Tabii Radja bu şampiyonluklardan sadece 2 tanesinde takımdaydı ancak o efsanevi takıma baktığınız zaman göze ilk çarpan figürlerden birisi Dino’dur.
Gençlik dönemlerinde hızı, atletizmi, kısacası her şeyi yerindeydi. Boston Celtics forması altında geçirdiği 4 yıllık NBA deneyiminin ardından Panathinaikos‘la Avrupa’ya geri dönen Radja, 33 yaşındayken bu sefer Pire’de boy göstermeye başladı.
EuroLeague’in, Euroleague Basketball tarafından yönetilmeye başlandığı ilk sezonda Olympiakos forması giyiyordu efsane.
Sadece bir sezon oynamasına rağmen böyle bir figürün Kırmızılar’la kısa süre de olsa adının anılmış olması dahi bu listeye girmesi için yeterlidir bence.

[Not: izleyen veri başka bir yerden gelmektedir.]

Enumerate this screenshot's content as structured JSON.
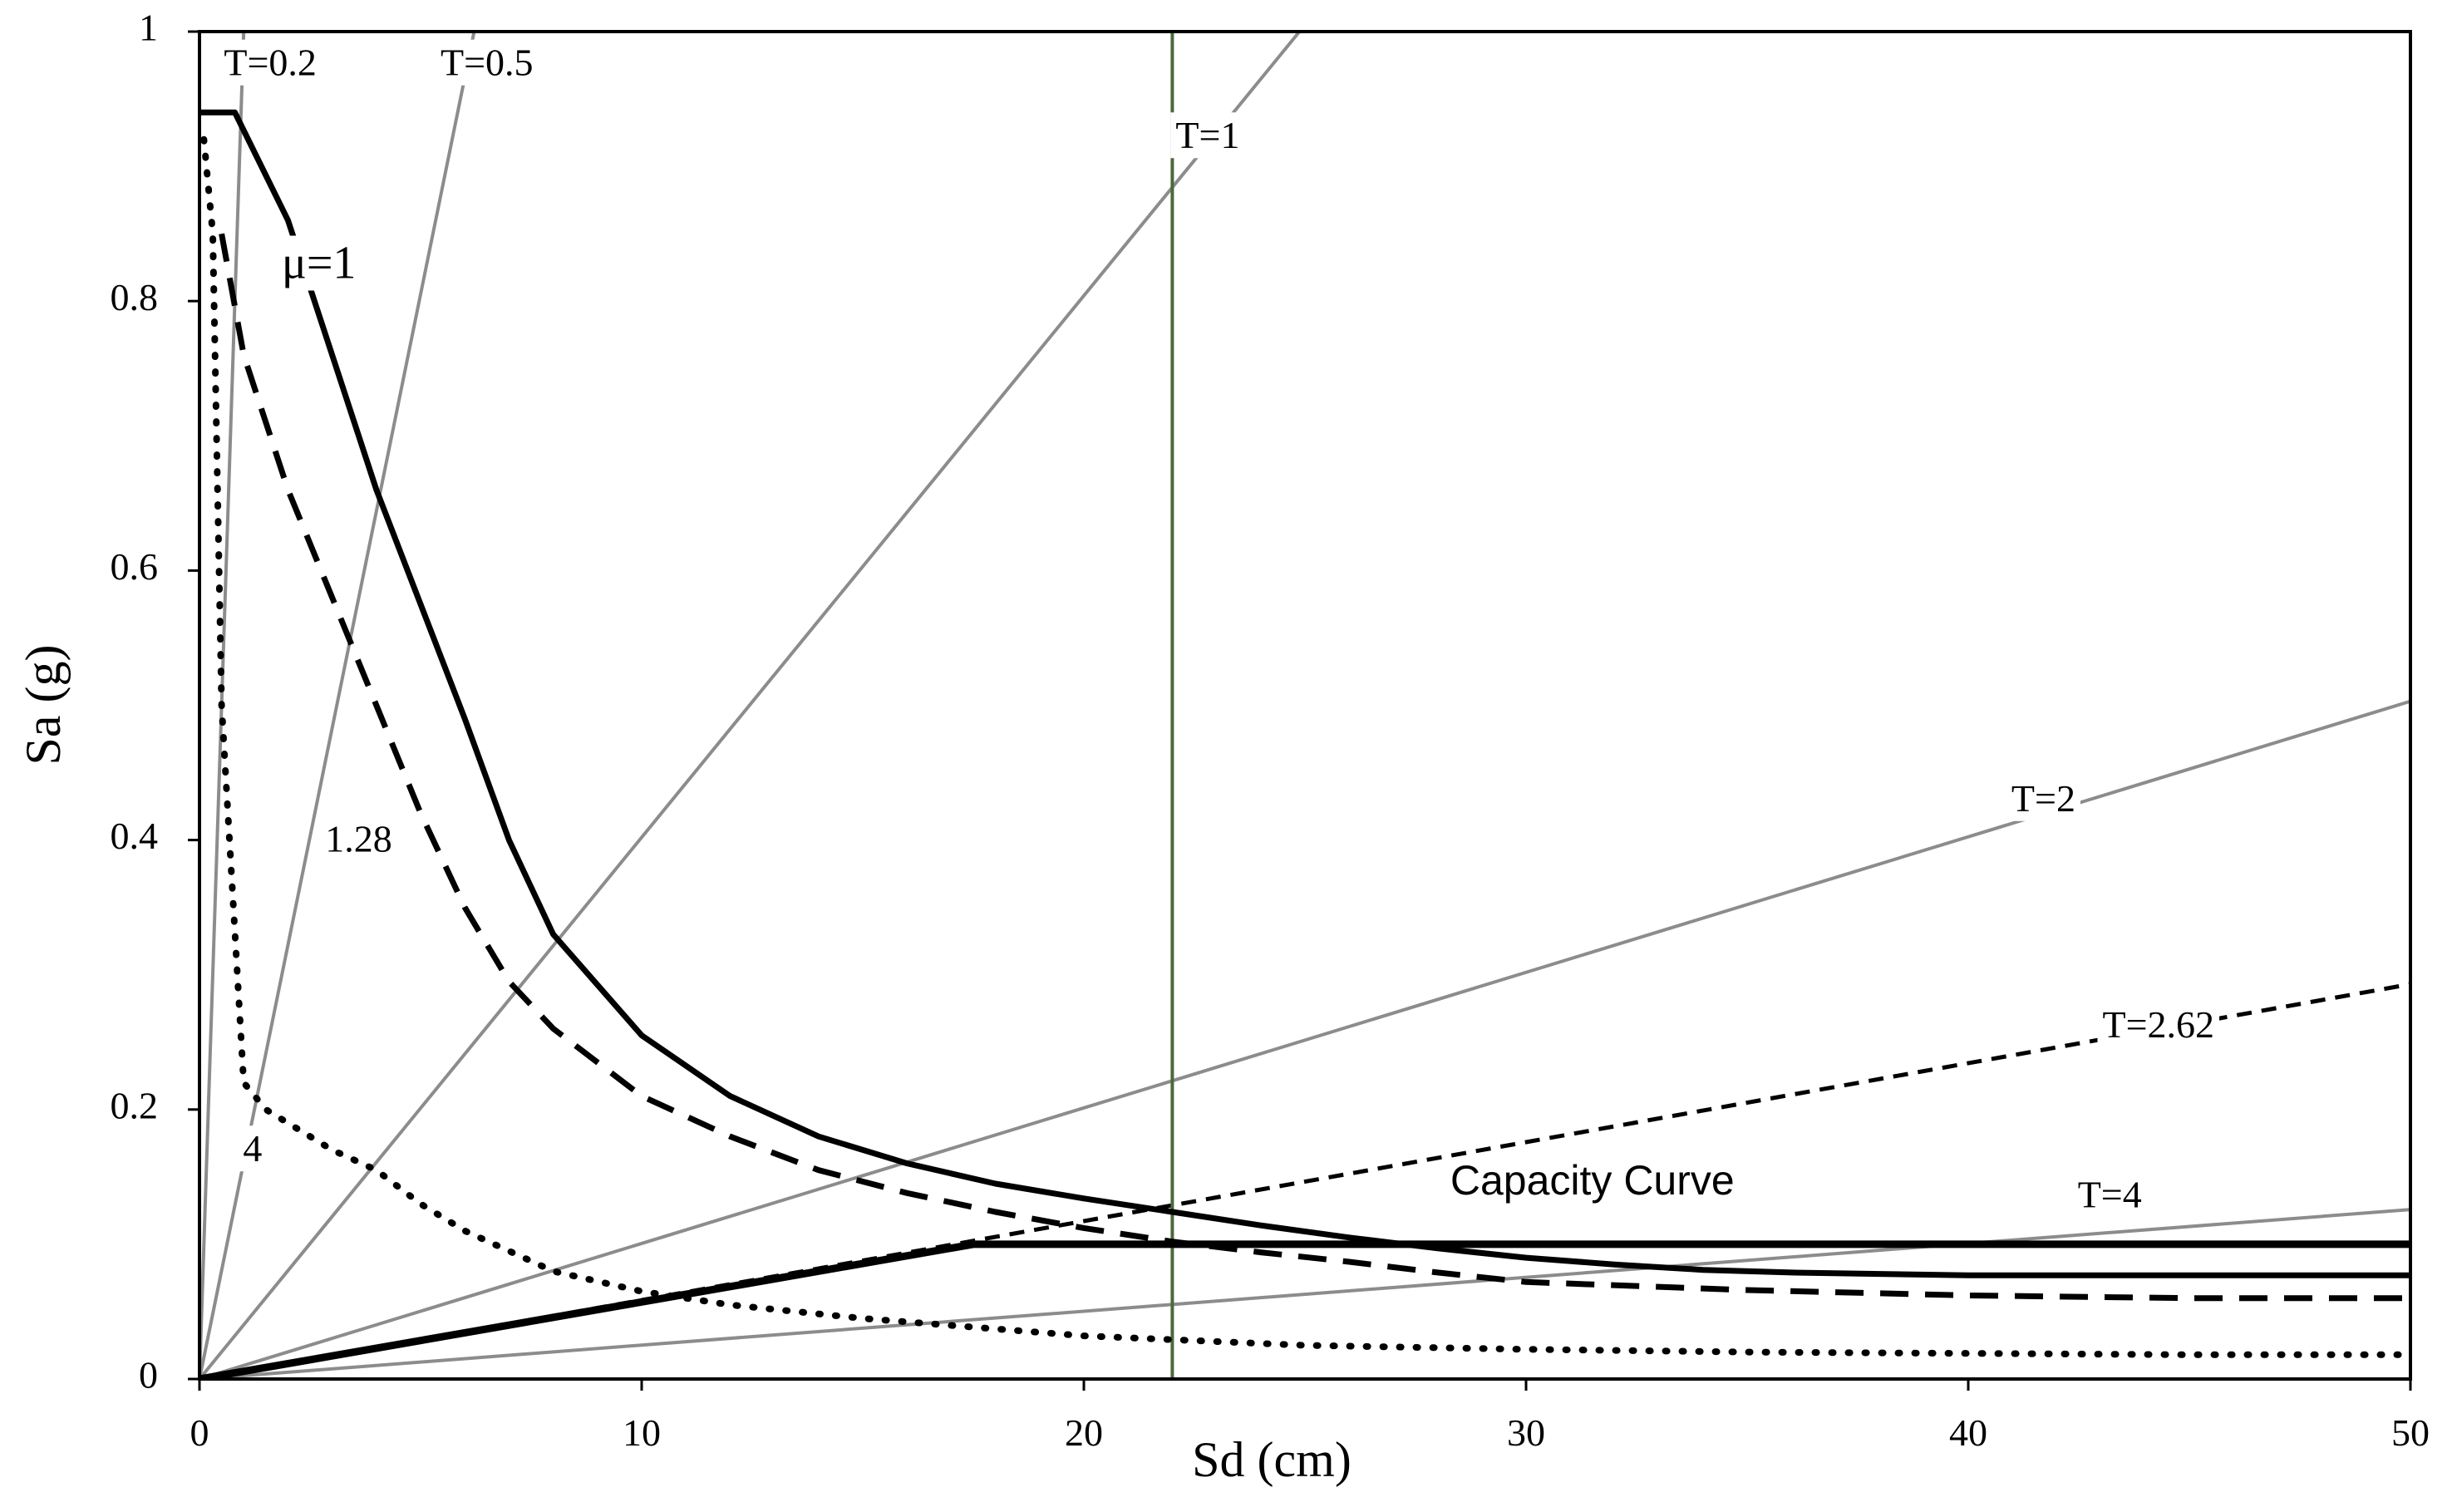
{
  "chart_data": {
    "type": "line",
    "title": "",
    "xlabel": "Sd (cm)",
    "ylabel": "Sa (g)",
    "xlim": [
      0,
      50
    ],
    "ylim": [
      0,
      1
    ],
    "xticks": [
      "0",
      "10",
      "20",
      "30",
      "40",
      "50"
    ],
    "yticks": [
      "0",
      "0.2",
      "0.4",
      "0.6",
      "0.8",
      "1"
    ],
    "grid": false,
    "colors": {
      "period_lines": "#8c8c8c",
      "demand": "#000000",
      "vertical_line": "#4a6a3a"
    },
    "period_lines": [
      {
        "label": "T=0.2",
        "slope": 1.0,
        "label_at": [
          1.6,
          0.974
        ]
      },
      {
        "label": "T=0.5",
        "slope": 0.161,
        "label_at": [
          6.5,
          0.974
        ]
      },
      {
        "label": "T=1",
        "slope": 0.0402,
        "label_at": [
          22.8,
          0.92
        ]
      },
      {
        "label": "T=2",
        "slope": 0.01006,
        "label_at": [
          41.7,
          0.428
        ]
      },
      {
        "label": "T=2.62",
        "slope": 0.00586,
        "label_at": [
          44.3,
          0.26
        ]
      },
      {
        "label": "T=4",
        "slope": 0.002515,
        "label_at": [
          43.2,
          0.134
        ]
      }
    ],
    "demand_spectra": [
      {
        "label": "μ=1",
        "style": "solid",
        "label_at": [
          2.7,
          0.825
        ],
        "x": [
          0,
          0.8,
          2,
          4,
          6,
          7,
          8,
          10,
          12,
          14,
          16,
          18,
          20,
          22,
          24,
          26,
          28,
          30,
          32,
          34,
          36,
          38,
          40,
          45,
          50
        ],
        "y": [
          0.94,
          0.94,
          0.86,
          0.66,
          0.49,
          0.4,
          0.33,
          0.255,
          0.21,
          0.18,
          0.16,
          0.145,
          0.134,
          0.124,
          0.114,
          0.105,
          0.097,
          0.09,
          0.085,
          0.081,
          0.079,
          0.078,
          0.077,
          0.077,
          0.077
        ]
      },
      {
        "label": "1.28",
        "style": "dashed",
        "label_at": [
          3.6,
          0.398
        ],
        "x": [
          0.5,
          1,
          2,
          3,
          4,
          5,
          6,
          7,
          8,
          10,
          12,
          14,
          16,
          18,
          20,
          22,
          24,
          26,
          28,
          30,
          35,
          40,
          45,
          50
        ],
        "y": [
          0.85,
          0.76,
          0.66,
          0.58,
          0.5,
          0.42,
          0.35,
          0.295,
          0.26,
          0.21,
          0.18,
          0.155,
          0.138,
          0.124,
          0.112,
          0.102,
          0.094,
          0.087,
          0.079,
          0.072,
          0.066,
          0.062,
          0.06,
          0.06
        ]
      },
      {
        "label": "4",
        "style": "dotted",
        "label_at": [
          1.2,
          0.168
        ],
        "x": [
          0.1,
          0.3,
          0.5,
          1,
          1.5,
          2,
          3,
          4,
          5,
          6,
          8,
          10,
          12,
          15,
          20,
          25,
          30,
          35,
          40,
          45,
          50
        ],
        "y": [
          0.92,
          0.85,
          0.5,
          0.22,
          0.2,
          0.19,
          0.17,
          0.155,
          0.13,
          0.11,
          0.08,
          0.065,
          0.055,
          0.045,
          0.032,
          0.025,
          0.022,
          0.02,
          0.019,
          0.018,
          0.018
        ]
      }
    ],
    "capacity_curve": {
      "label": "Capacity Curve",
      "label_at": [
        31.5,
        0.145
      ],
      "x": [
        0,
        17.5,
        50
      ],
      "y": [
        0,
        0.1,
        0.1
      ]
    },
    "vertical_line": {
      "x": 22
    }
  }
}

Ki o sezonu da 14.2 sayı – 10.1 ribaund ortalamalarıyla tamamlayıp takımını üst tura taşıdığını düşünürsek haketmiyor da değil.
#11 Nikola Milutinov
Oynadığı sezonlar: 2015-2020
Bu yaz itibarıyla Olympiakos’tan ayrılan Nikola Milutinov, kulüp tarihinde iz bırakabileceği bir ortamda olsaydı kesinlikle şu anda hem Olympiakos hem de Milutinov’un Olympiakos sürecinin hakkı daha fazla verilirdi.
Bu süreçte Milutinov’un çok da göz önünde olmadığı bir dönemde EuroLeague Finali oynayıp sürpriz sayılmayacak bir şekilde Fenerbahçe‘ye şampiyonluğu verdi Kırmızılar.

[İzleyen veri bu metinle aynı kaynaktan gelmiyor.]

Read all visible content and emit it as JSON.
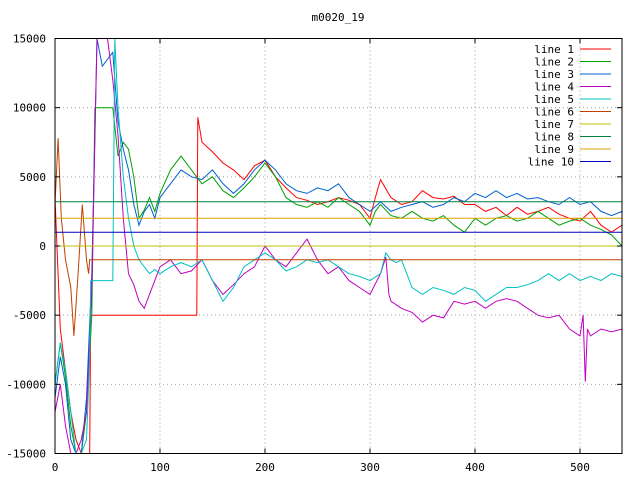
{
  "chart_data": {
    "type": "line",
    "title": "m0020_19",
    "xlabel": "",
    "ylabel": "",
    "xlim": [
      0,
      540
    ],
    "ylim": [
      -15000,
      15000
    ],
    "xticks": [
      0,
      100,
      200,
      300,
      400,
      500
    ],
    "yticks": [
      -15000,
      -10000,
      -5000,
      0,
      5000,
      10000,
      15000
    ],
    "xtick_labels": [
      "0",
      "100",
      "200",
      "300",
      "400",
      "500"
    ],
    "ytick_labels": [
      "-15000",
      "-10000",
      "-5000",
      "0",
      "5000",
      "10000",
      "15000"
    ],
    "grid": true,
    "legend_position": "top-right",
    "series": [
      {
        "name": "line 1",
        "color": "#ff0000",
        "x": [
          0,
          5,
          10,
          15,
          20,
          25,
          30,
          33,
          34,
          135,
          136,
          140,
          150,
          160,
          170,
          180,
          190,
          200,
          210,
          220,
          230,
          240,
          250,
          260,
          270,
          280,
          290,
          300,
          305,
          310,
          320,
          330,
          340,
          350,
          360,
          370,
          380,
          390,
          400,
          410,
          420,
          430,
          440,
          450,
          460,
          470,
          480,
          490,
          500,
          510,
          520,
          530,
          540
        ],
        "y": [
          3500,
          -6000,
          -9000,
          -12000,
          -14000,
          -15000,
          -15000,
          -15000,
          -5000,
          -5000,
          9300,
          7500,
          6800,
          6000,
          5500,
          4800,
          5800,
          6200,
          5000,
          4200,
          3500,
          3300,
          3000,
          3200,
          3500,
          3300,
          3000,
          2000,
          3500,
          4800,
          3500,
          3000,
          3200,
          4000,
          3500,
          3400,
          3600,
          3000,
          3000,
          2500,
          2800,
          2200,
          2800,
          2300,
          2500,
          2800,
          2300,
          2000,
          1800,
          2500,
          1500,
          1000,
          1500
        ]
      },
      {
        "name": "line 2",
        "color": "#00a000",
        "x": [
          0,
          5,
          10,
          15,
          20,
          25,
          30,
          35,
          38,
          45,
          55,
          60,
          65,
          70,
          75,
          80,
          85,
          90,
          95,
          100,
          110,
          120,
          130,
          140,
          150,
          160,
          170,
          180,
          190,
          200,
          210,
          220,
          230,
          240,
          250,
          260,
          270,
          280,
          290,
          300,
          305,
          310,
          320,
          330,
          340,
          350,
          360,
          370,
          380,
          390,
          400,
          410,
          420,
          430,
          440,
          450,
          460,
          470,
          480,
          490,
          500,
          510,
          520,
          530,
          540
        ],
        "y": [
          -10000,
          -7000,
          -9500,
          -13000,
          -15000,
          -15000,
          -12000,
          -5000,
          10000,
          10000,
          10000,
          6500,
          7500,
          7000,
          5000,
          2000,
          2600,
          3500,
          2500,
          3800,
          5500,
          6500,
          5500,
          4500,
          5000,
          4000,
          3500,
          4200,
          5000,
          6000,
          5000,
          3500,
          3000,
          2800,
          3200,
          2800,
          3500,
          3000,
          2500,
          1500,
          2500,
          3000,
          2200,
          2000,
          2500,
          2000,
          1800,
          2200,
          1500,
          1000,
          2000,
          1500,
          2000,
          2200,
          1800,
          2000,
          2500,
          2000,
          1500,
          1800,
          2000,
          1500,
          1200,
          800,
          0
        ]
      },
      {
        "name": "line 3",
        "color": "#0060d0",
        "x": [
          0,
          5,
          10,
          15,
          20,
          25,
          30,
          35,
          40,
          45,
          55,
          60,
          65,
          70,
          75,
          80,
          85,
          90,
          95,
          100,
          110,
          120,
          130,
          140,
          150,
          160,
          170,
          180,
          190,
          200,
          210,
          220,
          230,
          240,
          250,
          260,
          270,
          280,
          290,
          300,
          310,
          320,
          330,
          340,
          350,
          360,
          370,
          380,
          390,
          400,
          410,
          420,
          430,
          440,
          450,
          460,
          470,
          480,
          490,
          500,
          510,
          520,
          530,
          540
        ],
        "y": [
          -11000,
          -8000,
          -10000,
          -14000,
          -15000,
          -15000,
          -11000,
          -2000,
          15000,
          13000,
          14000,
          9000,
          7000,
          5500,
          3000,
          1500,
          2500,
          3000,
          2000,
          3500,
          4500,
          5500,
          5000,
          4800,
          5500,
          4500,
          3800,
          4500,
          5500,
          6200,
          5500,
          4500,
          4000,
          3800,
          4200,
          4000,
          4500,
          3500,
          3000,
          2500,
          3200,
          2500,
          2800,
          3000,
          3200,
          2800,
          3000,
          3500,
          3200,
          3800,
          3500,
          4000,
          3500,
          3800,
          3400,
          3500,
          3200,
          3000,
          3500,
          3000,
          3200,
          2500,
          2200,
          2500
        ]
      },
      {
        "name": "line 4",
        "color": "#c000c0",
        "x": [
          0,
          5,
          10,
          15,
          20,
          25,
          30,
          35,
          40,
          45,
          50,
          55,
          60,
          65,
          70,
          75,
          80,
          85,
          90,
          95,
          100,
          110,
          120,
          130,
          140,
          150,
          160,
          170,
          180,
          190,
          200,
          210,
          220,
          230,
          240,
          250,
          260,
          270,
          280,
          290,
          300,
          310,
          315,
          318,
          320,
          330,
          340,
          350,
          360,
          370,
          380,
          390,
          400,
          410,
          420,
          430,
          440,
          450,
          460,
          470,
          480,
          490,
          500,
          503,
          505,
          507,
          510,
          520,
          530,
          540
        ],
        "y": [
          -12000,
          -10000,
          -13000,
          -15000,
          -15000,
          -14000,
          -12000,
          -3000,
          15000,
          15000,
          15000,
          12000,
          8000,
          2000,
          -2000,
          -2800,
          -4000,
          -4500,
          -3500,
          -2500,
          -1500,
          -1000,
          -2000,
          -1800,
          -1000,
          -2500,
          -3500,
          -2800,
          -2000,
          -1500,
          0,
          -1000,
          -1500,
          -500,
          500,
          -1000,
          -2000,
          -1500,
          -2500,
          -3000,
          -3500,
          -2000,
          -800,
          -3500,
          -4000,
          -4500,
          -4800,
          -5500,
          -5000,
          -5200,
          -4000,
          -4200,
          -4000,
          -4500,
          -4000,
          -3800,
          -4000,
          -4500,
          -5000,
          -5200,
          -5000,
          -6000,
          -6500,
          -5000,
          -9800,
          -6000,
          -6500,
          -6000,
          -6200,
          -6000
        ]
      },
      {
        "name": "line 5",
        "color": "#00c0c0",
        "x": [
          0,
          5,
          10,
          15,
          20,
          25,
          30,
          33,
          34,
          55,
          57,
          60,
          65,
          70,
          75,
          80,
          85,
          90,
          95,
          100,
          110,
          120,
          130,
          140,
          150,
          160,
          170,
          180,
          190,
          200,
          210,
          220,
          230,
          240,
          250,
          260,
          270,
          280,
          290,
          300,
          310,
          315,
          320,
          325,
          330,
          340,
          350,
          360,
          370,
          380,
          390,
          400,
          410,
          420,
          430,
          440,
          450,
          460,
          470,
          480,
          490,
          500,
          510,
          520,
          530,
          540
        ],
        "y": [
          -10000,
          -7000,
          -9000,
          -12000,
          -15000,
          -15000,
          -14000,
          -8000,
          -2500,
          -2500,
          15000,
          10000,
          5000,
          2000,
          0,
          -1000,
          -1500,
          -2000,
          -1700,
          -2000,
          -1500,
          -1200,
          -1500,
          -1000,
          -2500,
          -4000,
          -3000,
          -1500,
          -1000,
          -500,
          -1000,
          -1800,
          -1500,
          -1000,
          -1200,
          -1000,
          -1500,
          -2000,
          -2200,
          -2500,
          -2000,
          -500,
          -1000,
          -1200,
          -1000,
          -3000,
          -3500,
          -3000,
          -3200,
          -3500,
          -3000,
          -3200,
          -4000,
          -3500,
          -3000,
          -3000,
          -2800,
          -2500,
          -2000,
          -2500,
          -2000,
          -2500,
          -2200,
          -2500,
          -2000,
          -2200
        ]
      },
      {
        "name": "line 6",
        "color": "#c04000",
        "x": [
          0,
          3,
          6,
          10,
          15,
          18,
          22,
          26,
          30,
          32,
          33,
          34,
          540
        ],
        "y": [
          3000,
          7800,
          2000,
          -1000,
          -3000,
          -6500,
          -2000,
          3000,
          -1000,
          -2000,
          -1000,
          -1000,
          -1000
        ]
      },
      {
        "name": "line 7",
        "color": "#c0c000",
        "x": [
          0,
          540
        ],
        "y": [
          0,
          0
        ]
      },
      {
        "name": "line 8",
        "color": "#008040",
        "x": [
          0,
          540
        ],
        "y": [
          3200,
          3200
        ]
      },
      {
        "name": "line 9",
        "color": "#e0a000",
        "x": [
          0,
          540
        ],
        "y": [
          2000,
          2000
        ]
      },
      {
        "name": "line 10",
        "color": "#0000c0",
        "x": [
          0,
          540
        ],
        "y": [
          1000,
          1000
        ]
      }
    ]
  }
}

Onun dışında tam anlamıyla kayıp bir dönem diyebiliriz onlar açısından.
Ancak son 2 sezon performansına bakılınca Milutinov’un lig ve takımı için ne kadar önem arz eden bir isim olduğunu sıkça gördük.
Avrupa’nın en büyük boyalı alan oyuncularından birisi olarak şimdilerde CSKA Moskova’nın başarısı için ter dökecek olan Nikola, hem Sırbistan’ın hem de CSKA‘nın geleceğe yönelik umutlarını tazeleyen oyunculardan birisi.
Kendisiyle ilgili eski koçu Ioannis Sfairopoulos’un “Hâlâ NBA’de olmamasına şaşırıyorum” minvalinde açıklamalarda bulunduğu Milutinov, Spanoulis ve Printezis’in yaşlılığının yanı sıra teknik anlamda kötü yapılanan Olympiakos’un gülen yüzü oldu.